Exposition des motifs qui ont déterminé l’assemblée nationale à déclarer, sur la proposition formelle du roi, qu’il y a lieu de déclarer la guerre au roi de Bohême et de Hongrie, par M. Condorcet. (Séance du 22 avril 1792.)
« Forcé de consentir à la guerre par la plus impérieuse nécessité, l’assemblée nationale n’ignore pas qu’on l’accusera de l’avoir volontairement accélérée ou provoquée.
« Elle sait que la marche insidieuse de la cour de Vienne n’a eu d’autre objet que de donner une ombre de vraisemblance à cette imputation, dont les puissances étrangères ont besoin pour cacher à leurs peuples les motifs réels de l’attaque injuste préparée contre la France ; elle sait que ce reproche sera répété par les ennemis intérieurs de notre constitution et de nos lois, dans l’espérance criminelle de ravir la bienveillance publique aux représentans de la nation.
« Une exposition simple de leur conduite est leur unique réponse, et ils l’adressent avec une confiance égale aux étrangers et aux Français, puisque la nature a mis au fond du cœur de tous les hommes les sentimens de la même justice.
« Chaque nation a seule le pouvoir de se donner des lois, et le droit inaliénable de les changer. Ce droit n’appartient à aucune, ou leur appartient à toutes avec une entière égalité : l’attaquer dans une seule, c’est déclarer qu’on ne le reconnaît dans aucune autre ; vouloir le ravir par la force à un peuple étranger, c’est annoncer qu’on ne le respecte pas dans celui dont on est le citoyen ou le chef ; c’est trahir sa patrie ; c’est se proclamer l’ennemi du genre humain ! La nation française devait croire que des vérités si simples seraient senties par tous les princes, et que, dans le dix-huitième siècle, personne n’oserait leur opposer les vieilles maximes de la tyrannie : son espérance a été trompée ; une ligue a été formée contre son indépendance, et elle n’a eu que le choix d’éclairer ses ennemis sur la justice de sa cause, ou de leur opposer la force des armes.
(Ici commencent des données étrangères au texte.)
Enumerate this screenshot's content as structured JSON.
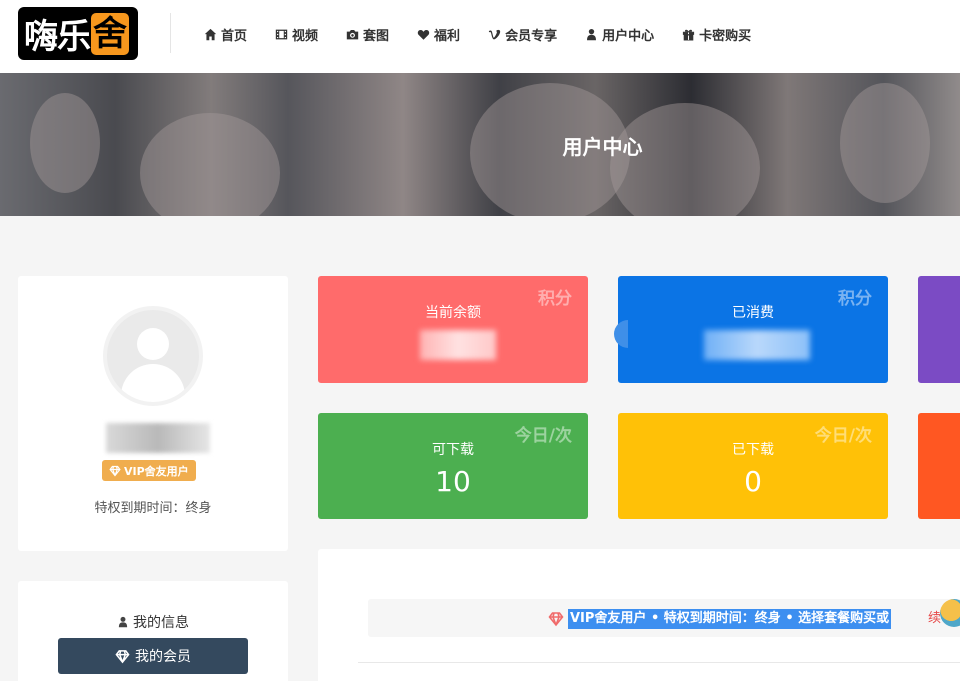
{
  "logo": {
    "part1": "嗨乐",
    "part2": "舍"
  },
  "nav": [
    {
      "label": "首页",
      "icon": "home-icon"
    },
    {
      "label": "视频",
      "icon": "film-icon"
    },
    {
      "label": "套图",
      "icon": "camera-icon"
    },
    {
      "label": "福利",
      "icon": "heart-icon"
    },
    {
      "label": "会员专享",
      "icon": "vimeo-v-icon"
    },
    {
      "label": "用户中心",
      "icon": "user-icon"
    },
    {
      "label": "卡密购买",
      "icon": "gift-icon"
    }
  ],
  "banner": {
    "title": "用户中心"
  },
  "profile": {
    "badge": "VIP舍友用户",
    "expire": "特权到期时间：终身"
  },
  "menu": {
    "my_info": "我的信息",
    "my_member": "我的会员"
  },
  "stats": [
    {
      "label": "当前余额",
      "tag": "积分",
      "color": "#ff6b6b"
    },
    {
      "label": "已消费",
      "tag": "积分",
      "color": "#0b74e5"
    },
    {
      "label": "可下载",
      "tag": "今日/次",
      "value": "10",
      "color": "#4caf50"
    },
    {
      "label": "已下载",
      "tag": "今日/次",
      "value": "0",
      "color": "#ffc107"
    }
  ],
  "notice": {
    "highlight": "VIP舍友用户 • 特权到期时间：终身 • 选择套餐购买或",
    "tail": "续"
  }
}
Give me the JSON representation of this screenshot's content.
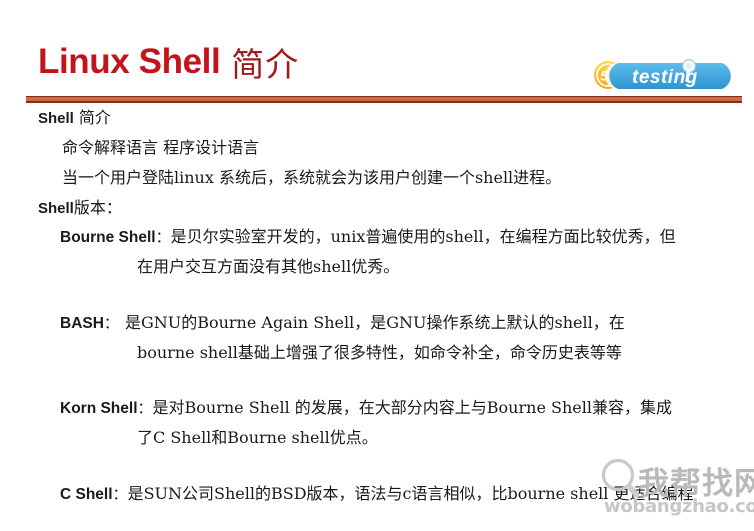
{
  "slide": {
    "title_latin": "Linux Shell",
    "title_cjk": "简介",
    "background_color": "#ffffff",
    "title_color": "#C2151B",
    "divider_color_dark": "#8C2B10",
    "divider_color_light": "#C8703F"
  },
  "logo": {
    "name": "51testing-logo",
    "badge_text": "51",
    "word": "testing",
    "pill_color": "#3FA9E0",
    "badge_color": "#F5C518",
    "badge_text_color": "#ffffff",
    "word_color": "#ffffff"
  },
  "body": {
    "heading": {
      "lead": "Shell",
      "cjk": "简介"
    },
    "sub_lines": [
      "命令解释语言        程序设计语言",
      "当一个用户登陆linux 系统后，系统就会为该用户创建一个shell进程。"
    ],
    "versions_heading": {
      "lead": "Shell",
      "cjk": "版本："
    },
    "entries": [
      {
        "name": "Bourne Shell",
        "colon": "：",
        "lines": [
          "是贝尔实验室开发的，unix普遍使用的shell，在编程方面比较优秀，但",
          "在用户交互方面没有其他shell优秀。"
        ]
      },
      {
        "name": "BASH",
        "colon": "：",
        "lines": [
          "是GNU的Bourne Again Shell，是GNU操作系统上默认的shell，在",
          "bourne shell基础上增强了很多特性，如命令补全，命令历史表等等"
        ]
      },
      {
        "name": "Korn Shell",
        "colon": "：",
        "lines": [
          "是对Bourne Shell 的发展，在大部分内容上与Bourne Shell兼容，集成",
          "了C Shell和Bourne shell优点。"
        ]
      },
      {
        "name": "C Shell",
        "colon": "：",
        "lines": [
          "是SUN公司Shell的BSD版本，语法与c语言相似，比bourne shell 更适合编程"
        ]
      }
    ]
  },
  "watermark": {
    "cjk": "我帮找网",
    "url": "wobangzhao.com",
    "color": "#bcbcbc"
  }
}
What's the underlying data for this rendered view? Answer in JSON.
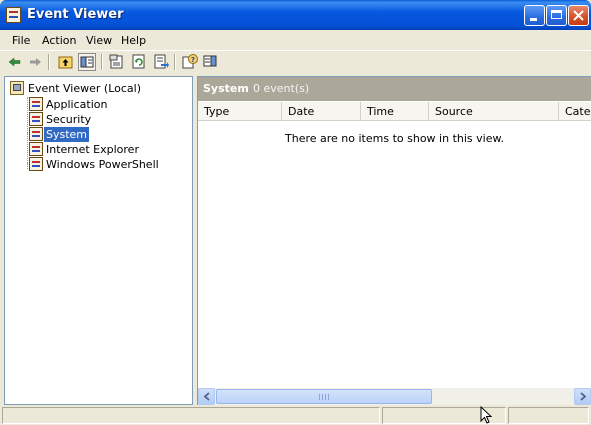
{
  "window": {
    "title": "Event Viewer"
  },
  "menu": {
    "items": [
      "File",
      "Action",
      "View",
      "Help"
    ]
  },
  "toolbar": {
    "buttons": [
      "back-arrow-icon",
      "forward-arrow-icon",
      "up-one-level-icon",
      "show-hide-tree-icon",
      "properties-icon",
      "refresh-icon",
      "export-list-icon",
      "help-icon",
      "show-hide-action-pane-icon"
    ]
  },
  "tree": {
    "root": "Event Viewer (Local)",
    "children": [
      {
        "label": "Application",
        "selected": false
      },
      {
        "label": "Security",
        "selected": false
      },
      {
        "label": "System",
        "selected": true
      },
      {
        "label": "Internet Explorer",
        "selected": false
      },
      {
        "label": "Windows PowerShell",
        "selected": false
      }
    ]
  },
  "list": {
    "title": "System",
    "count": "0 event(s)",
    "columns": [
      "Type",
      "Date",
      "Time",
      "Source",
      "Categ"
    ],
    "empty_message": "There are no items to show in this view."
  },
  "colors": {
    "title_bar": "#0451d6",
    "selection": "#316ac5",
    "header": "#aca899"
  }
}
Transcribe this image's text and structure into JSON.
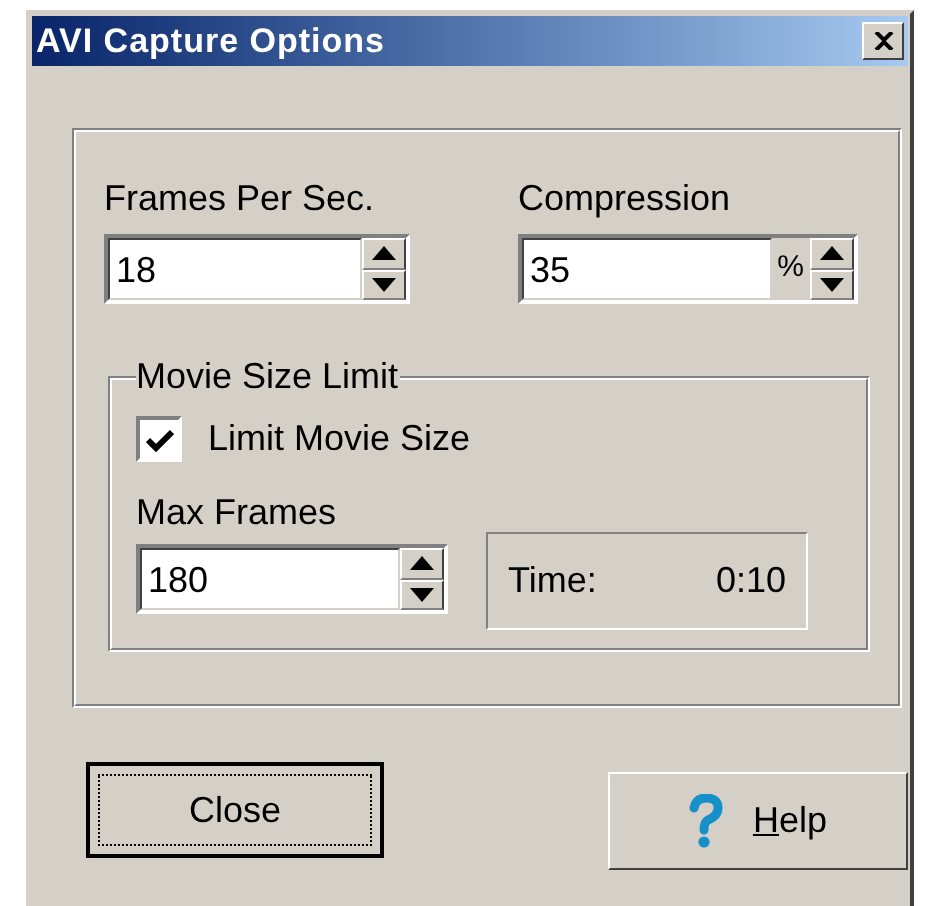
{
  "window": {
    "title": "AVI Capture Options"
  },
  "fields": [
    {
      "label": "Frames Per Sec.",
      "value": "18"
    },
    {
      "label": "Compression",
      "value": "35",
      "unit": "%"
    }
  ],
  "movie_size_limit": {
    "title": "Movie Size Limit",
    "checkbox": {
      "label": "Limit Movie Size",
      "checked": true
    },
    "max_frames": {
      "label": "Max Frames",
      "value": "180"
    },
    "time": {
      "label": "Time:",
      "value": "0:10"
    }
  },
  "buttons": [
    {
      "kind": "close",
      "label": "Close",
      "default": true
    },
    {
      "kind": "help",
      "mnemonic": "H",
      "rest": "elp",
      "default": false
    }
  ]
}
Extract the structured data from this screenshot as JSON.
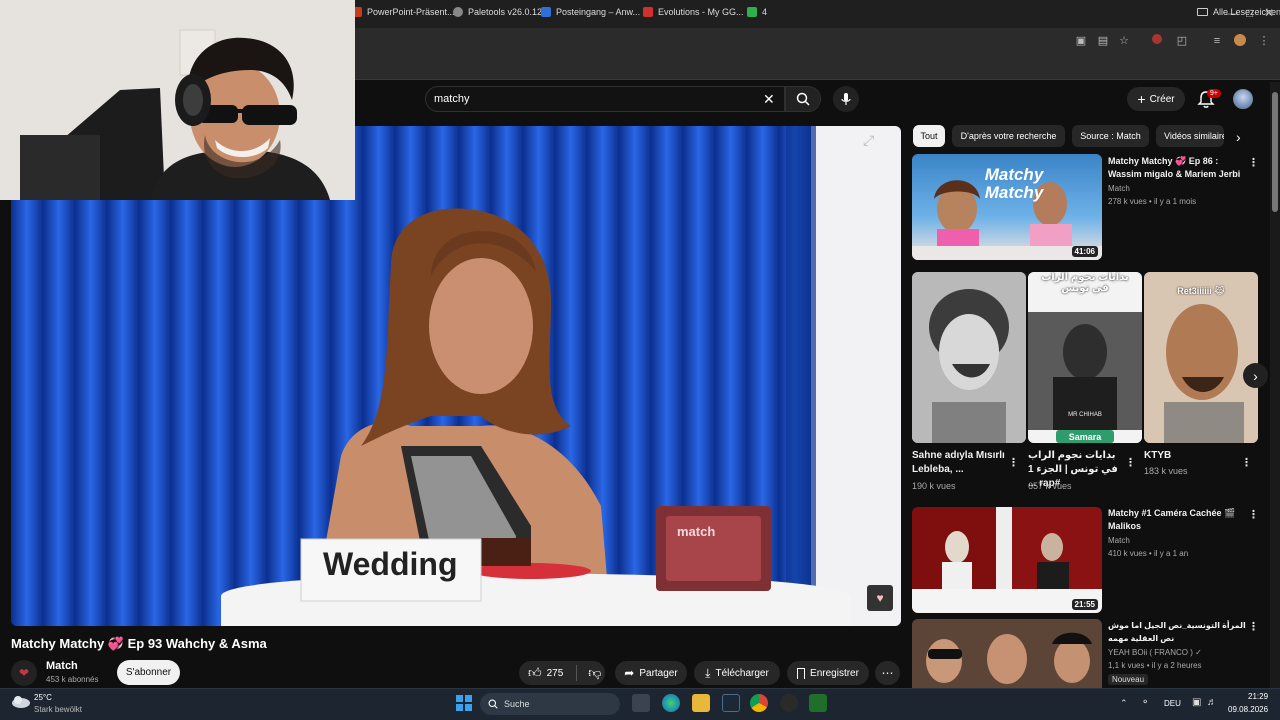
{
  "browser": {
    "bookmarks": [
      {
        "label": "PowerPoint-Präsent...",
        "color": "#c43e1c"
      },
      {
        "label": "Paletools v26.0.12",
        "color": "#888888"
      },
      {
        "label": "Posteingang – Anw...",
        "color": "#2f6fd6"
      },
      {
        "label": "Evolutions - My GG...",
        "color": "#d0312d"
      },
      {
        "label": "4",
        "color": "#2bb24c"
      }
    ],
    "all_bookmarks": "Alle Lesezeichen"
  },
  "header": {
    "search_value": "matchy",
    "create_label": "Créer",
    "notif_count": "9+"
  },
  "video": {
    "title": "Matchy Matchy 💞 Ep 93 Wahchy & Asma",
    "placard_text": "Wedding",
    "box_text": "match",
    "channel_name": "Match",
    "channel_subs": "453 k abonnés",
    "subscribe_label": "S'abonner",
    "likes": "275",
    "share_label": "Partager",
    "download_label": "Télécharger",
    "save_label": "Enregistrer"
  },
  "chips": [
    "Tout",
    "D'après votre recherche",
    "Source : Match",
    "Vidéos similaires"
  ],
  "sidebar": {
    "videos": [
      {
        "title": "Matchy Matchy 💞 Ep 86 : Wassim migalo & Mariem Jerbi",
        "channel": "Match",
        "meta": "278 k vues • il y a 1 mois",
        "duration": "41:06",
        "thumb_text": "Matchy Matchy"
      },
      {
        "title": "Matchy #1 Caméra Cachée 🎬 Malikos",
        "channel": "Match",
        "meta": "410 k vues • il y a 1 an",
        "duration": "21:55",
        "thumb_text": ""
      },
      {
        "title": "المرأة التونسية_نص الجيل اما موش نص العقلية مهمه",
        "channel": "YEAH BOii ( FRANCO ) ✓",
        "meta": "1,1 k vues • il y a 2 heures",
        "badge": "Nouveau"
      }
    ],
    "shorts": [
      {
        "title": "Sahne adıyla Mısırlı Lebleba, ...",
        "views": "190 k vues"
      },
      {
        "title": "بدايات نجوم الراب في تونس | الجزء 1 #rap ...",
        "views": "657 k vues",
        "overlay_top": "بدايات نجوم الراب في تونس",
        "overlay_mid": "MR CHIHAB",
        "overlay_bottom": "Samara"
      },
      {
        "title": "KTYB",
        "views": "183 k vues",
        "overlay_top": "Ret3iiiiii 😹"
      }
    ]
  },
  "taskbar": {
    "weather_temp": "25°C",
    "weather_desc": "Stark bewölkt",
    "search_label": "Suche",
    "lang": "DEU",
    "time": "21:29",
    "date": "09.08.2026"
  }
}
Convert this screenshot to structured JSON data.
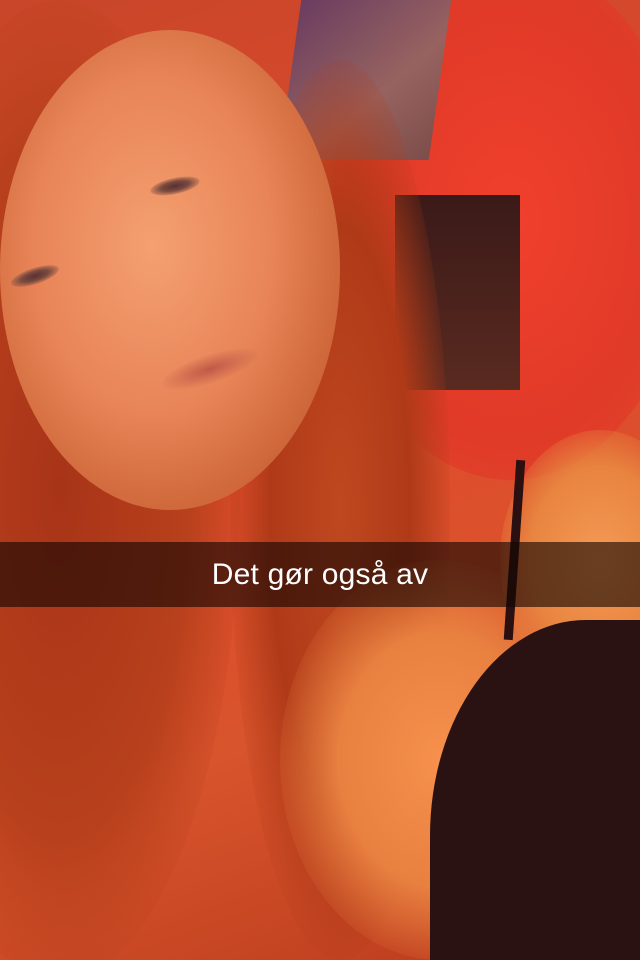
{
  "snap": {
    "caption": "Det gør også av"
  },
  "colors": {
    "caption_bar": "#140604",
    "caption_text": "#ffffff",
    "wall": "#e03a28"
  }
}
« Instruite de cette ligue menaçante, mais jalouse de conserver la paix, l’assemblée nationale a d’abord demandé quel était l’objet de ce concert entre des puissances si long-temps rivales, et on lui a répondu qu’il avait pour motif le maintien de la tranquillité générale, la sûreté et l’honneur des couronnes, la crainte de voir se renouveler les événemens qu’ont présentés quelques époques de la révolution française.
« Mais comment la France menacerait-elle la tranquillité générale, puisqu’elle a pris la résolution solennelle de n’entreprendre aucune conquête, de n’attaquer la liberté d’aucun peuple ; puisqu’au milieu de cette lutte longue et sanglante qui s’est élevée dans les Pays-Bas et dans les états de Liége, entre les gouvernemens et les citoyens, elle a gardé la neutralité la plus rigoureuse ?
« Sans doute la nation française a prononcé hautement que la souveraineté n’appartient qu’au peuple, qui, borné dans l’exercice de sa volonté suprême par les droits de la postérité, ne peut déléguer de pouvoir irrévocable ; sans doute elle a hautement reconnu qu’aucun usage, aucune loi expresse, aucun consentement, aucune convention, ne peuvent soumettre une société d’hommes à une autorité qu’ils n’auraient pas le droit de reprendre : mais quelle idée les princes se feraient-ils donc de la légitimité de leur pouvoir, ou de la justice avec laquelle ils l’exercent, s’ils regardaient l’énonciation de ces maximes comme une entreprise contre la tranquillité de leurs états ?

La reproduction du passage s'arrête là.